Notre discours sera suivi d’une prise de parole d’Amnesty Unige, de l’AJP-Uni, de la CEP Unige ainsi que d’un collaborateur de l’UniGE.
Nous sommes là parce qu’il y a une semaine le Rectorat nous a interdit de distribuer nos agendas à l’université. Ces agendas, qu’on distribue tous les ans depuis 20 ans sont nécessaires pour les étudiant.e.x.s : il y a dedans 100 pages sur les droits des étudiant.e.x.s, toutes les dates académiques et les agendas permettent à énormément d’assos de se faire subventionner à l’aide des plaquettes qu’il y a dedans.
Alors pourquoi est-ce qu’on a plus le droit de distribuer ces agendas alors même qu’ils sont nécessaires pour les étudiant.e.x.s ? Pour un slogan et pour une date.
Le slogan, c’est le slogan « From the river to the sea », slogan qui était présent à l’occupation du semestre passé en solidarité avec le peuple palestinien et qui pour cette raison a été affiché dans l’agenda. En effet, tous les ans le flipbook de l’agenda revient sur la lutte qui plus a marqué l’année précédente. Évidemment cette année il s’agissait de l’occupation d’UniMail. Le slogan « From the river to the sea » demande la création d’un état démocratique entre la mer mediterranee et la rivière du Jourdain, où tout le monde – juifs et arabes, palestiniens et israëliens – puisse avoir les mêmes droits. Ce slogan ne fait que rappeler au respect du droit international et à la condamnation de l’état d’Israël par la cour internationale de justice du 19 juillet. Sa présence dans notre agenda met en lumière deux choses :
- Il met en lumière le soutien de milliers d’étudiant.e.x.s, en Suisse et ailleurs, envers le peuple palestinien et contre les crimes de l’état d’Israël ;
- Il met en lumière le silence de notre université face à cette catastrophe.
La date, c’est la date du 6 septembre. Le 6 septembre, c’est les 55 ans du triple détournement d’avions par le front populaire de libération de la palestine.
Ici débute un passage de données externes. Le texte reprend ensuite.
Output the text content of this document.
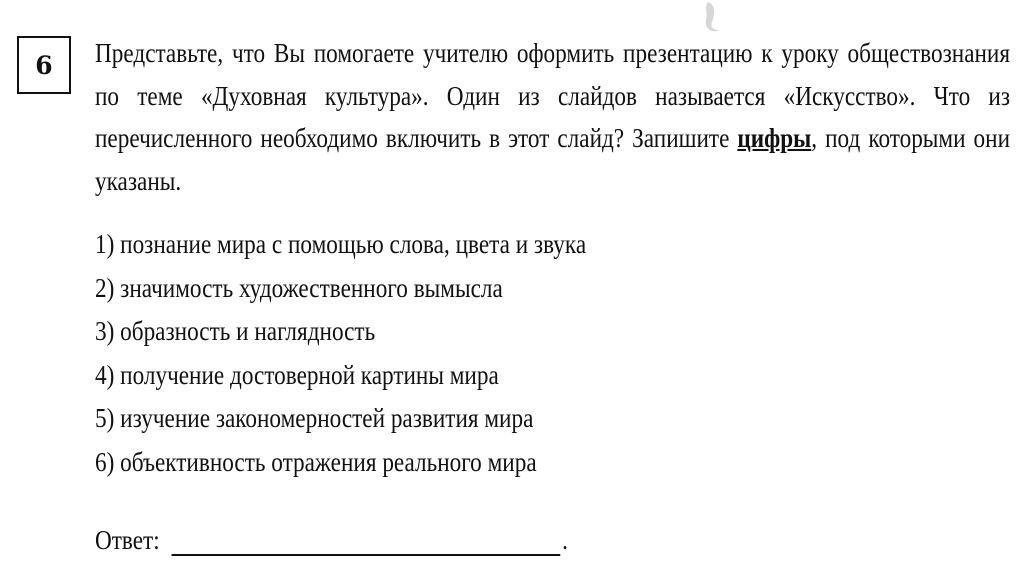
6 Представьте, что Вы помогаете учителю оформить презентацию к уроку обществознания по теме «Духовная культура». Один из слайдов называется «Искусство». Что из перечисленного необходимо включить в этот слайд? Запишите цифры, под которыми они указаны.
1) познание мира с помощью слова, цвета и звука
2) значимость художественного вымысла
3) образность и наглядность
4) получение достоверной картины мира
5) изучение закономерностей развития мира
6) объективность отражения реального мира
Ответ:	.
On nous accuse aujourd’hui d’apologie du terrorisme en mettant cette date. On nous demande si on condamne ce détournement d’avion. Mais est-ce que lorsqu’on met les 2 ans de la grève féministe de 2023 on nous demande si on la condamne ou on la commémore ? Est-ce que lorsqu’on met les 10 ans de l’augmentation des taxes à l’IHEID on nous demande si on la condamne ou on la commémore ? Évidemment que non. Les personnes qui nous attaquent aujourd’hui essaie de nous faire dire des choses que nous n’avons jamais dites. Le détournement d’avion à Zarka est un évènement historique majeur et d’une ampleur unique à ce jour. Ce détournement dramatique, unique fois dans l’histoire où un avion suisse a été détourné, détournement où les personnes juives et non juives ont été séparées, détournement sans victimes, est aussi représentatif d’une tragédie majeure pour la résistance palestinienne. En effet, ce détournement a servi de prétexte au roi Hussein de Jordanie pour accomplir le massacre du « Septembre noir », soit environ 10’000 morts palestiniens, essentiellement des civils. Ce massacre a obligé les organisations politiques palestiniennes à fuir la Jordanie pour se regrouper au Liban. La direction politique du nationalisme palestinien en a été terriblement affaiblie. La portée historique du détournement de Zarka implique des éléments différents et contradictoires, qui s’emmêlent.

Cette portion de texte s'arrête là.